Comment by flodorner on Sections 1 & 2: Introduction, Strategy and Governance · 2019-12-15T19:07:30.967Z · score: 1 (1 votes) · LW · GW

"If players could commit to the terms of peaceful settlements and truthfully disclose private information necessary for the construction of a settlement (for instance, information pertaining to the outcome probability p in Example 1.1.1), the allocation of indivisible stakes could often be accomplished. Thus, the most plausible of Fearon’s rationalist explanations for war seem to be (1) the difficulty of credible commitment and (2) incomplete information (and incentives to misrepresent that information). "

It seems plausible that if players could truthfully disclose private information and divide stakes, the ability to credibly commit would often not be needed. Would that in turn reduce the plausibility of explanation (1)?

I am curious whether there are some further arguments for the second sentence in the quote that were ommited to save space.

Comment by flodorner on Tabooing 'Agent' for Prosaic Alignment · 2019-08-23T17:51:27.034Z · score: 3 (3 votes) · LW · GW

In light of this exchange, it seems like it would be interesting to analyze how much arguments for problematic properties of superintelligent utility-maximizing agents (like instrumental convergence) actually generalize to more general well-generalizing systems.

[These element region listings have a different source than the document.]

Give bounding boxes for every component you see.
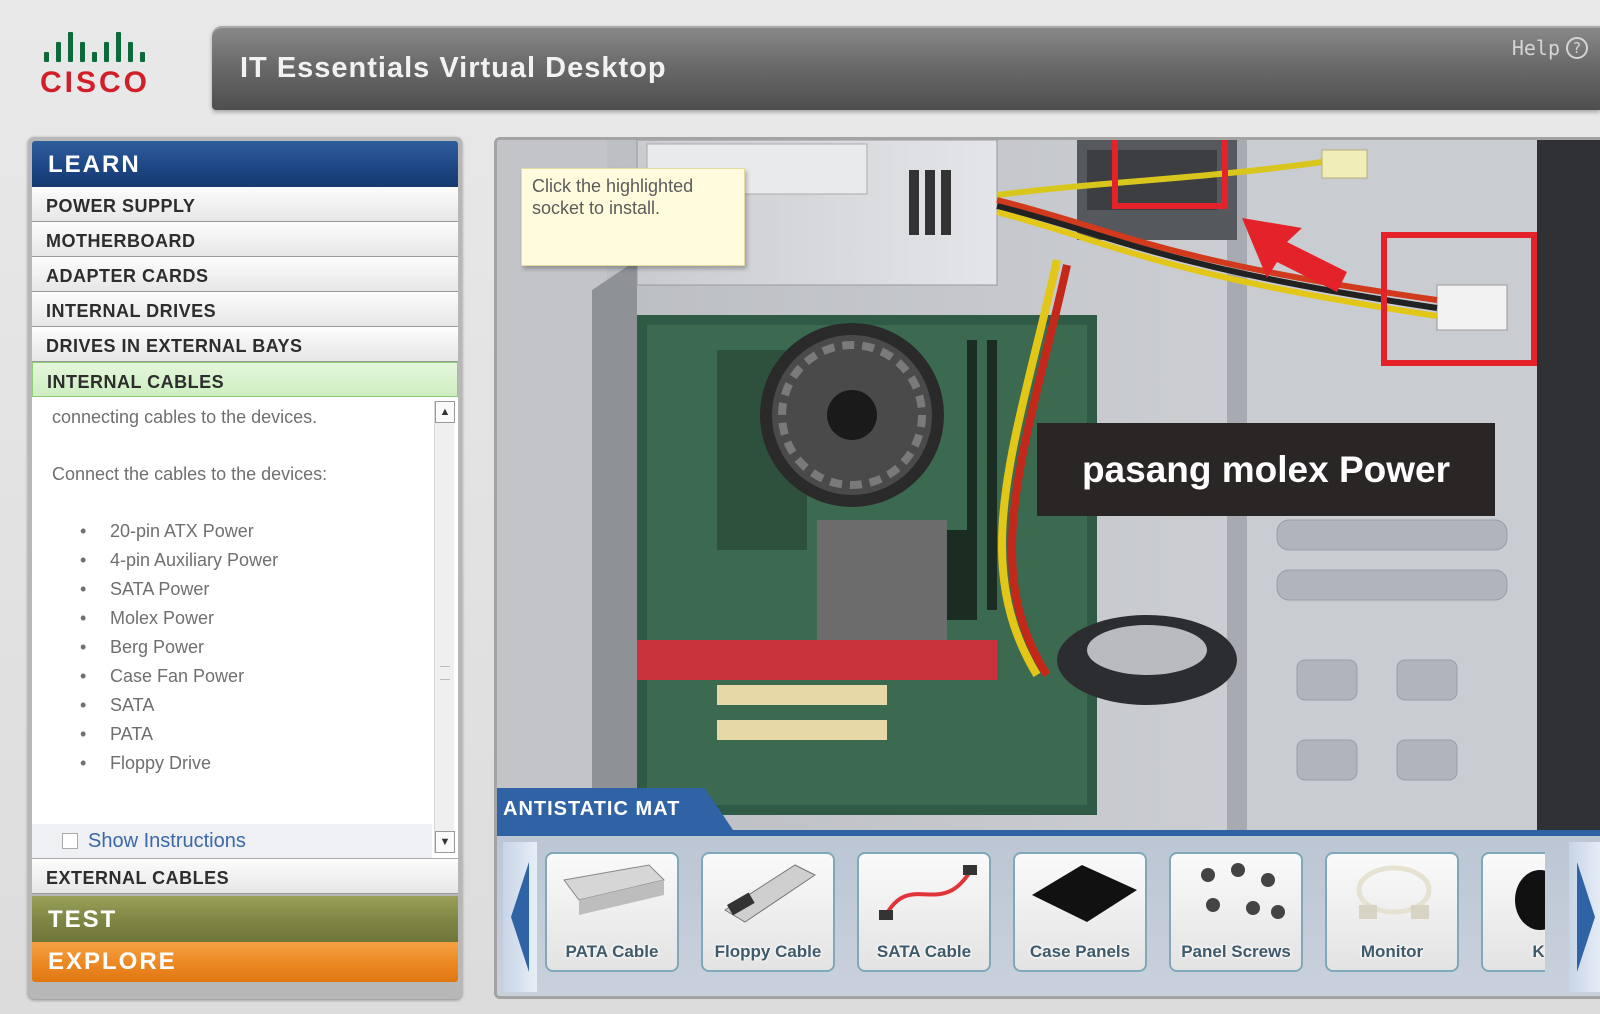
list-item: Berg Power bbox=[80, 633, 432, 662]
scroll-grip-icon[interactable] bbox=[440, 666, 450, 680]
instructions-content: connecting cables to the devices. Connec… bbox=[32, 397, 458, 859]
screws-icon bbox=[1201, 863, 1285, 919]
show-instructions-label: Show Instructions bbox=[88, 830, 246, 852]
question-circle-icon: ? bbox=[1566, 37, 1588, 59]
content-scrollbar[interactable]: ▲ ▼ bbox=[434, 401, 455, 853]
explore-section-header[interactable]: EXPLORE bbox=[32, 942, 458, 982]
sata-cable-icon bbox=[879, 865, 977, 920]
antistatic-mat-label: ANTISTATIC MAT bbox=[497, 788, 733, 830]
cisco-logo: CISCO bbox=[40, 30, 170, 105]
tray-left-arrow[interactable] bbox=[503, 842, 537, 992]
left-panel: LEARN POWER SUPPLY MOTHERBOARD ADAPTER C… bbox=[28, 137, 462, 999]
content-line-1: connecting cables to the devices. bbox=[52, 407, 318, 427]
tool-label: Monitor bbox=[1360, 942, 1424, 961]
chevron-right-icon bbox=[1577, 862, 1595, 972]
list-item: Molex Power bbox=[80, 604, 432, 633]
tool-label: Case Panels bbox=[1029, 942, 1131, 961]
cable-list: 20-pin ATX Power 4-pin Auxiliary Power S… bbox=[52, 517, 432, 778]
scroll-down-icon[interactable]: ▼ bbox=[435, 831, 455, 853]
cisco-wordmark: CISCO bbox=[40, 66, 151, 99]
case-panel-icon bbox=[1032, 865, 1137, 922]
list-item: SATA Power bbox=[80, 575, 432, 604]
tool-label: Floppy Cable bbox=[714, 942, 822, 961]
floppy-cable-icon bbox=[724, 864, 816, 923]
show-instructions-toggle[interactable]: Show Instructions bbox=[32, 824, 432, 858]
instruction-tooltip: Click the highlighted socket to install. bbox=[521, 168, 745, 266]
list-item: Case Fan Power bbox=[80, 662, 432, 691]
virtual-desktop-viewport: Click the highlighted socket to install.… bbox=[494, 137, 1600, 999]
menu-item-drives-external-bays[interactable]: DRIVES IN EXTERNAL BAYS bbox=[32, 327, 458, 362]
title-bar: IT Essentials Virtual Desktop Help ? bbox=[212, 26, 1600, 110]
tool-list: PATA Cable Floppy Cable SATA Cable Case … bbox=[545, 852, 1545, 972]
menu-item-internal-drives[interactable]: INTERNAL DRIVES bbox=[32, 292, 458, 327]
monitor-cable-icon bbox=[1356, 865, 1432, 919]
list-item: SATA bbox=[80, 691, 432, 720]
menu-item-internal-cables[interactable]: INTERNAL CABLES bbox=[32, 362, 458, 397]
test-section-header[interactable]: TEST bbox=[32, 896, 458, 942]
tool-tray: PATA Cable Floppy Cable SATA Cable Case … bbox=[497, 830, 1600, 996]
list-item: 4-pin Auxiliary Power bbox=[80, 546, 432, 575]
tool-floppy-cable[interactable]: Floppy Cable bbox=[701, 852, 835, 972]
tool-keyboard[interactable]: Key bbox=[1481, 852, 1545, 972]
menu-item-motherboard[interactable]: MOTHERBOARD bbox=[32, 222, 458, 257]
app-title: IT Essentials Virtual Desktop bbox=[240, 52, 667, 84]
help-button[interactable]: Help ? bbox=[1512, 36, 1588, 60]
menu-item-adapter-cards[interactable]: ADAPTER CARDS bbox=[32, 257, 458, 292]
tool-sata-cable[interactable]: SATA Cable bbox=[857, 852, 991, 972]
tool-case-panels[interactable]: Case Panels bbox=[1013, 852, 1147, 972]
tool-monitor[interactable]: Monitor bbox=[1325, 852, 1459, 972]
menu-item-external-cables[interactable]: EXTERNAL CABLES bbox=[32, 859, 458, 894]
content-line-2: Connect the cables to the devices: bbox=[52, 464, 328, 484]
annotation-label: pasang molex Power bbox=[1037, 423, 1495, 516]
pata-cable-icon bbox=[563, 864, 665, 915]
tool-label: PATA Cable bbox=[565, 942, 659, 961]
help-label: Help bbox=[1511, 36, 1560, 60]
chevron-left-icon bbox=[511, 862, 529, 972]
tool-label: Panel Screws bbox=[1181, 942, 1291, 961]
tray-right-arrow[interactable] bbox=[1569, 842, 1600, 992]
tool-label: Key bbox=[1532, 942, 1545, 961]
learn-section-header[interactable]: LEARN bbox=[32, 141, 458, 187]
list-item: PATA bbox=[80, 720, 432, 749]
tool-label: SATA Cable bbox=[876, 942, 972, 961]
cisco-bars-icon bbox=[40, 30, 170, 62]
keyboard-icon bbox=[1515, 870, 1545, 930]
list-item: 20-pin ATX Power bbox=[80, 517, 432, 546]
menu-item-power-supply[interactable]: POWER SUPPLY bbox=[32, 187, 458, 222]
tool-pata-cable[interactable]: PATA Cable bbox=[545, 852, 679, 972]
tool-panel-screws[interactable]: Panel Screws bbox=[1169, 852, 1303, 972]
list-item: Floppy Drive bbox=[80, 749, 432, 778]
show-instructions-checkbox[interactable] bbox=[62, 833, 78, 849]
scroll-up-icon[interactable]: ▲ bbox=[435, 401, 455, 423]
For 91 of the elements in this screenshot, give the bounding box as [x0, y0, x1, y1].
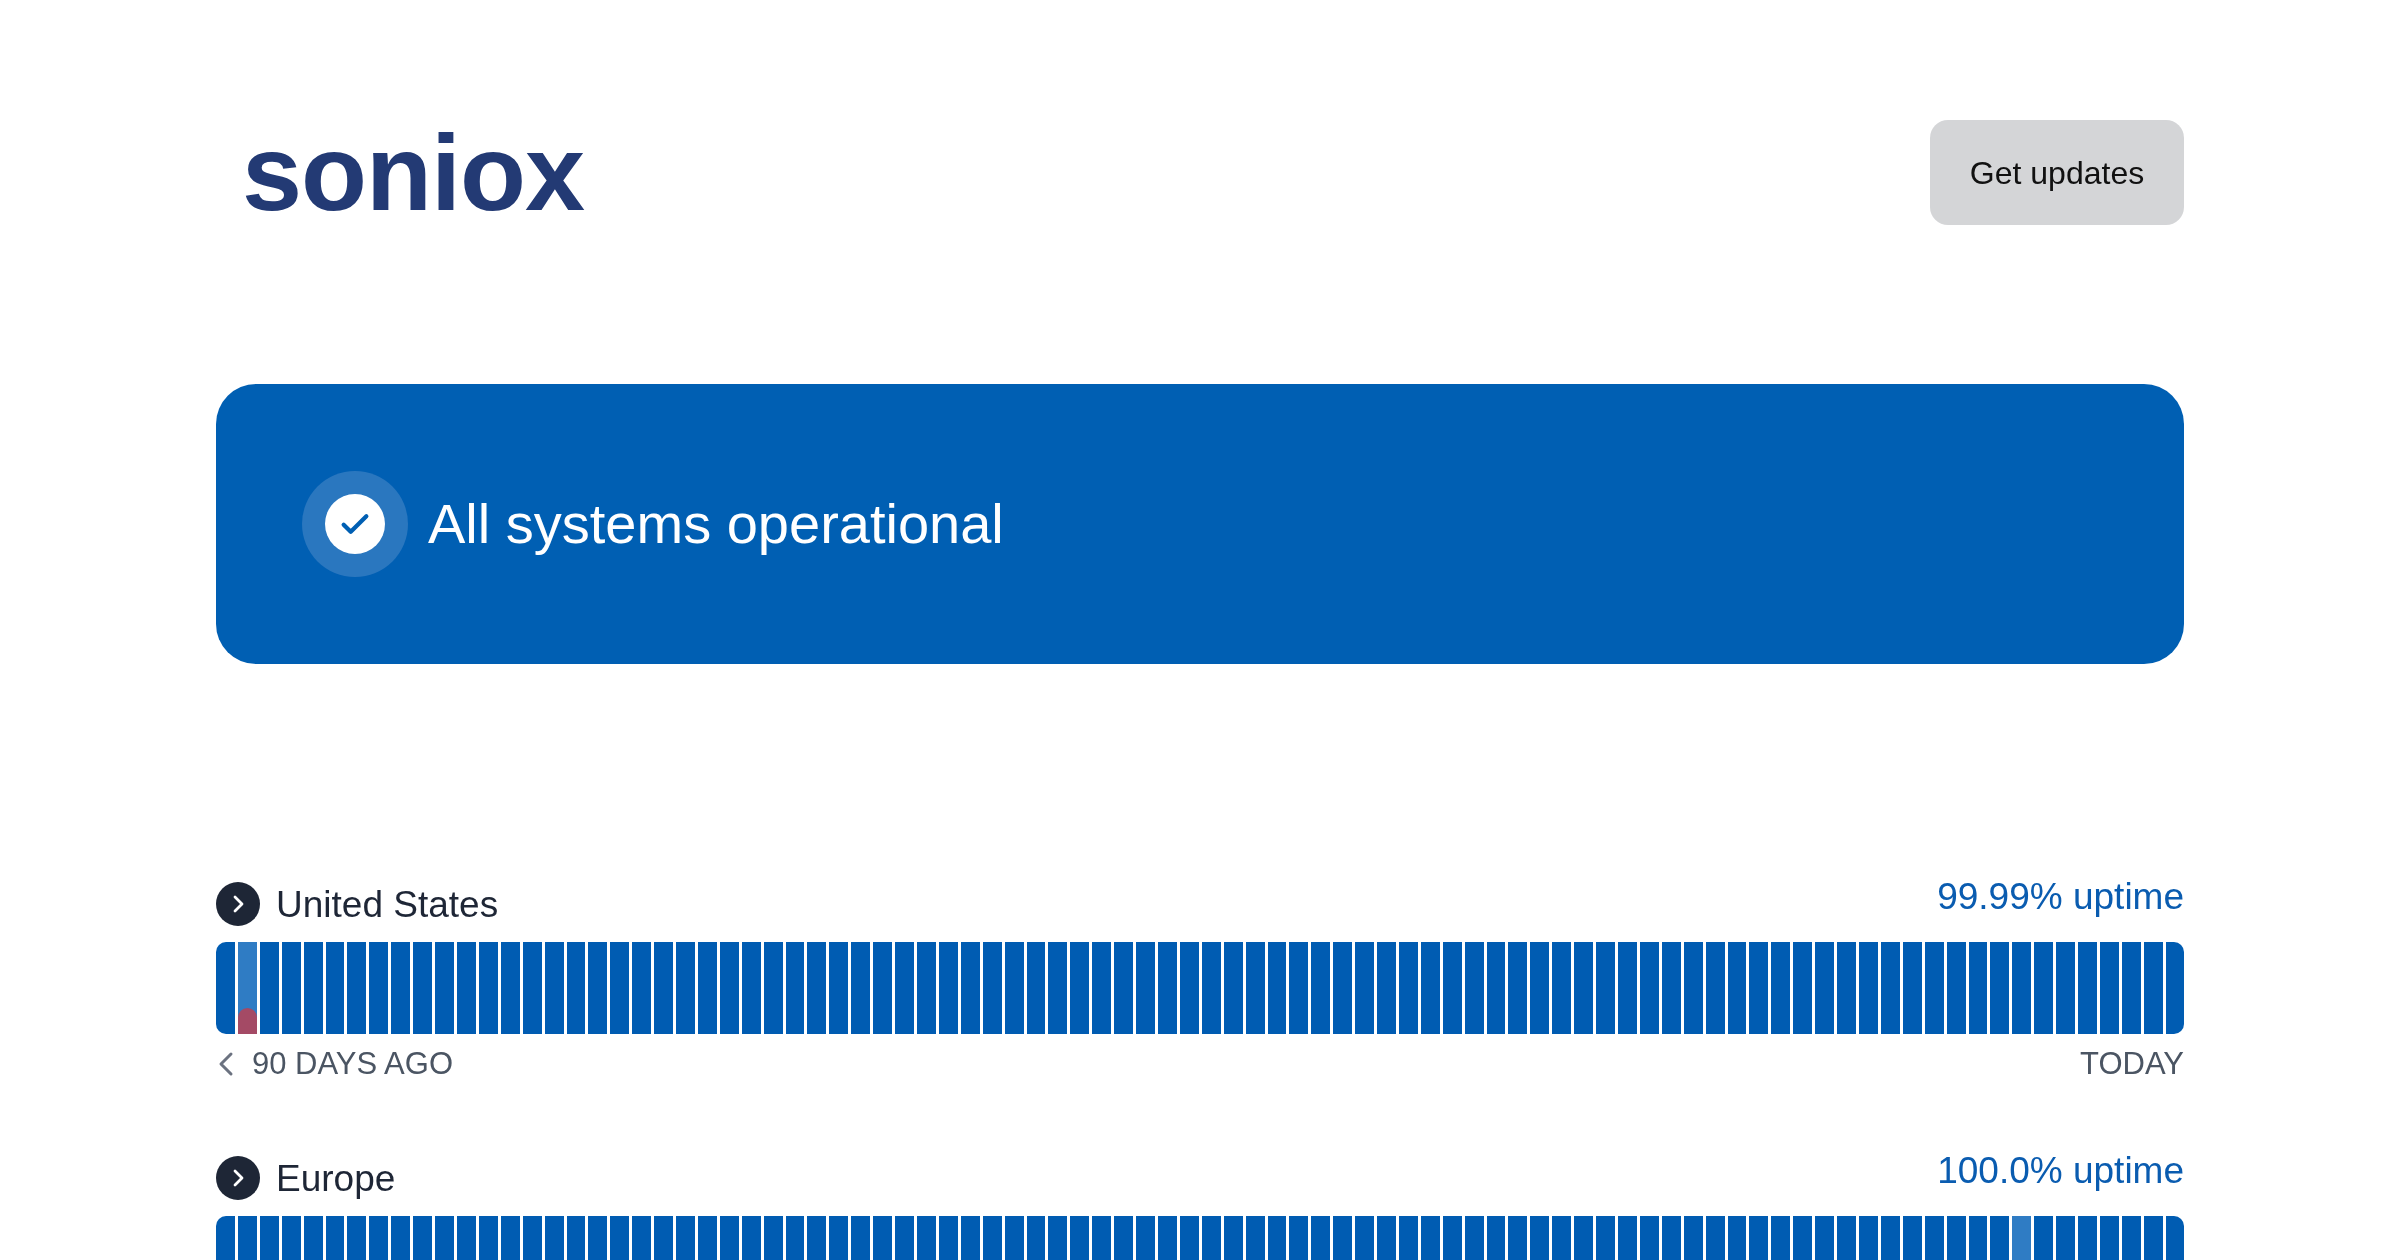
- uptime-day-bar[interactable]: [1004, 942, 1024, 1034]
- uptime-day-bar[interactable]: [391, 942, 411, 1034]
- chevron-icon[interactable]: [216, 1156, 260, 1201]
- uptime-day-bar[interactable]: [522, 942, 542, 1034]
- uptime-day-bar[interactable]: [1026, 942, 1046, 1034]
- uptime-day-bar[interactable]: [1464, 942, 1484, 1034]
- uptime-day-bar[interactable]: [478, 942, 498, 1034]
- uptime-day-bar[interactable]: [1070, 942, 1090, 1034]
- uptime-day-bar[interactable]: [1793, 942, 1813, 1034]
- uptime-day-bar[interactable]: [216, 942, 235, 1034]
- uptime-day-bar[interactable]: [741, 942, 761, 1034]
- uptime-day-bar[interactable]: [1157, 942, 1177, 1034]
- uptime-day-bar[interactable]: [566, 942, 586, 1034]
- uptime-day-bar[interactable]: [1311, 942, 1331, 1034]
- uptime-day-bar[interactable]: [1968, 942, 1988, 1034]
- uptime-day-bar[interactable]: [456, 942, 476, 1034]
- uptime-day-bar[interactable]: [719, 942, 739, 1034]
- uptime-day-bar[interactable]: [785, 942, 805, 1034]
- uptime-day-bar[interactable]: [1333, 942, 1353, 1034]
- uptime-day-bar[interactable]: [873, 942, 893, 1034]
- uptime-day-bar[interactable]: [1289, 942, 1309, 1034]
- get-updates-button[interactable]: Get updates: [1930, 120, 2184, 225]
- region-name[interactable]: Europe: [276, 1150, 396, 1206]
- uptime-day-bar[interactable]: [1727, 942, 1747, 1034]
- uptime-day-bar[interactable]: [2099, 942, 2119, 1034]
- uptime-day-bar[interactable]: [1245, 942, 1265, 1034]
- uptime-day-bar[interactable]: [1705, 942, 1725, 1034]
- uptime-text: 100.0% uptime: [1937, 1148, 2184, 1193]
- uptime-day-bar[interactable]: [1924, 942, 1944, 1034]
- uptime-day-bar[interactable]: [325, 942, 345, 1034]
- uptime-day-bar[interactable]: [259, 942, 279, 1034]
- uptime-day-bar[interactable]: [1179, 942, 1199, 1034]
- uptime-day-bar[interactable]: [2165, 942, 2184, 1034]
- uptime-day-bar[interactable]: [1420, 942, 1440, 1034]
- uptime-day-bar[interactable]: [1639, 942, 1659, 1034]
- uptime-day-bar[interactable]: [1749, 942, 1769, 1034]
- uptime-day-bar[interactable]: [1858, 942, 1878, 1034]
- uptime-day-bar[interactable]: [544, 942, 564, 1034]
- start-label: 90 DAYS AGO: [252, 1044, 453, 1083]
- uptime-day-bar[interactable]: [2143, 942, 2163, 1034]
- uptime-day-bar[interactable]: [1267, 942, 1287, 1034]
- uptime-day-bar[interactable]: [2121, 942, 2141, 1034]
- region-name[interactable]: United States: [276, 876, 499, 932]
- uptime-day-bar[interactable]: [1442, 942, 1462, 1034]
- uptime-day-bar[interactable]: [851, 942, 871, 1034]
- uptime-day-bar[interactable]: [938, 942, 958, 1034]
- uptime-day-bar[interactable]: [413, 942, 433, 1034]
- uptime-day-bar[interactable]: [1114, 942, 1134, 1034]
- uptime-day-bar[interactable]: [654, 942, 674, 1034]
- uptime-day-bar[interactable]: [1946, 942, 1966, 1034]
- uptime-day-bar[interactable]: [1201, 942, 1221, 1034]
- uptime-day-bar[interactable]: [610, 942, 630, 1034]
- uptime-day-bar[interactable]: [1902, 942, 1922, 1034]
- uptime-day-bar[interactable]: [2056, 942, 2076, 1034]
- chevron-icon[interactable]: [216, 882, 260, 927]
- uptime-day-bar[interactable]: [237, 942, 257, 1034]
- uptime-day-bar[interactable]: [829, 942, 849, 1034]
- uptime-day-bar[interactable]: [369, 942, 389, 1034]
- uptime-day-bar[interactable]: [1880, 942, 1900, 1034]
- status-text: All systems operational: [428, 491, 1004, 557]
- uptime-day-bar[interactable]: [2012, 942, 2032, 1034]
- uptime-day-bar[interactable]: [1990, 942, 2010, 1034]
- uptime-day-bar[interactable]: [1398, 942, 1418, 1034]
- uptime-day-bar[interactable]: [1683, 942, 1703, 1034]
- uptime-day-bar[interactable]: [303, 942, 323, 1034]
- uptime-day-bar[interactable]: [1661, 942, 1681, 1034]
- uptime-day-bar[interactable]: [1092, 942, 1112, 1034]
- end-label: TODAY: [2080, 1044, 2184, 1083]
- uptime-day-bar[interactable]: [500, 942, 520, 1034]
- uptime-day-bar[interactable]: [1355, 942, 1375, 1034]
- uptime-day-bar[interactable]: [982, 942, 1002, 1034]
- uptime-day-bar[interactable]: [632, 942, 652, 1034]
- uptime-day-bar[interactable]: [347, 942, 367, 1034]
- uptime-day-bar[interactable]: [807, 942, 827, 1034]
- uptime-day-bar[interactable]: [763, 942, 783, 1034]
- uptime-day-bar[interactable]: [588, 942, 608, 1034]
- uptime-day-bar[interactable]: [1771, 942, 1791, 1034]
- uptime-day-bar[interactable]: [1223, 942, 1243, 1034]
- uptime-day-bar[interactable]: [697, 942, 717, 1034]
- uptime-day-bar[interactable]: [1530, 942, 1550, 1034]
- uptime-day-bar[interactable]: [281, 942, 301, 1034]
- uptime-day-bar[interactable]: [1574, 942, 1594, 1034]
- uptime-day-bar[interactable]: [960, 942, 980, 1034]
- soniox-logo[interactable]: soniox: [242, 118, 585, 227]
- uptime-day-bar[interactable]: [2034, 942, 2054, 1034]
- uptime-text: 99.99% uptime: [1937, 874, 2184, 919]
- uptime-day-bar[interactable]: [1815, 942, 1835, 1034]
- uptime-day-bar[interactable]: [1552, 942, 1572, 1034]
- uptime-day-bar[interactable]: [1486, 942, 1506, 1034]
- uptime-day-bar[interactable]: [1048, 942, 1068, 1034]
- uptime-day-bar[interactable]: [1508, 942, 1528, 1034]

Comment by flodorner on Let's talk about "Convergent Rationality" · 2019-06-14T20:05:08.136Z · score: 1 (1 votes) · LW · GW

"If the learner were a consequentialist with accuracy as its utility function, it would prefer to modify the test distribution in this way in order to increase its utility. Yet, even when given the opportunity to do so, typical gradient-based supervised learning algorithms do not seem to pursue such solutions (at least in my personal experience as an ML researcher)."

Can you give an example for such an opportunity being given but not taken?